Il cielo sopra Silandto
Foto: SALTO
Gesellschaft | Femminicidio

Non abbiamo saputo difenderti

La condanna per il femminicidio di Celine Frei Matzohl chiude un processo doloroso, ma ci rivolge domande urgenti: quali segnali non abbiamo ascoltato e quale rete di protezione manca ancora per fermare la violenza contro le donne?
  • La fine del processo per il femminicidio di Celine Frei Matzohl ci consegna un colpevole, condannato all’ergastolo, e il racconto della vicenda che ha portato alla morte della giovane donna di Silandro. Come spesso accade nei casi di femminicidio, il processo ci ha consegnato il resoconto di tanti campanelli d’allarme non ascoltati. Come raramente accade, abbiamo ora la possibilità di rivisitare quei campanelli per chiederci: cosa abbiamo imparato come società da quello che ci è stato consegnato dall’aula del tribunale – a noi, forze dell’ordine, a noi, giudici e avvocati e procuratori, a noi, centri contro la violenza, a noi, giornalisti ed educatori? 

    Cosa abbiamo ad esempio imparato dal fatto che, dopo la denuncia di Celine per aggressione con una minaccia di morte, non è scattato il codice rosso? Il periodo dopo una denuncia per violenza è quello più pericoloso per una donna – lo sanno le forze dell’ordine, lo sanno tutte e tutti coloro che si occupano di questo tema. Quale rete di supporto e di sostegno si sarebbe dovuta e potuta attivare in questo periodo così difficile? E non parlo della rete della mamma e delle amiche, che hanno fatto tutto quello che potevano, ma di una rete professionale che, in una comunità piccola come quella di Silandro, avrebbe forse offerto un riparo da quella violenza inaudita. Forse.

    Come sempre, non sapremo mai cosa sarebbe successo lavorando con i se. E un ergastolo non restituisce una vita. Riconosce una colpa, e lo fa dando un segnale importante che dice: è stato un delitto efferato e premeditato, per questo ci vuole il massimo della pena. E questo è fondamentale. Ma senza un lavoro di apprendimento dopo questo ennesimo odioso femminicidio continueremo a sentirci impotenti. 

    Christine Clignon, nel suo podcast su SALTO, Free, e in quello appena pubblicato insieme ad Anita Rossi, Ci vogliamo vive, sta tentando di ripercorrere questi passi per dare degli strumenti a tutte e tutti noi.
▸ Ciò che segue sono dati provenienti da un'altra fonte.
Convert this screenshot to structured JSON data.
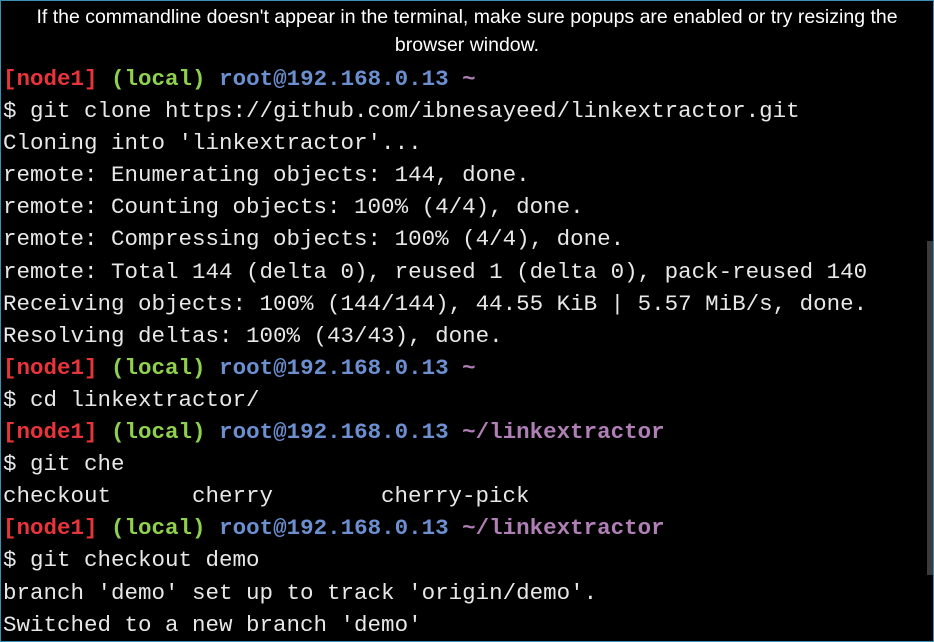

È un lavoro prezioso, che le donne che si occupano professionalmente di violenza fanno da tempo e che mi auguro che tutte le persone e gli organismi che vogliono davvero contrastare la violenza si impegnino a fare. 

    Non riesco a immaginare quale forza abbia sostenuto la mamma di Celine, che ha assistito alle udienze del processo con immensa dignità. Al funerale aveva detto alla figlia: “Non ho saputo proteggerti”. È un rimpianto che deve diventare collettivo e che dobbiamo trasformare in forza di cambiamento. 

    Ricordando Celine e il suo sorriso, che porteremo nei nostri cuori per sempre.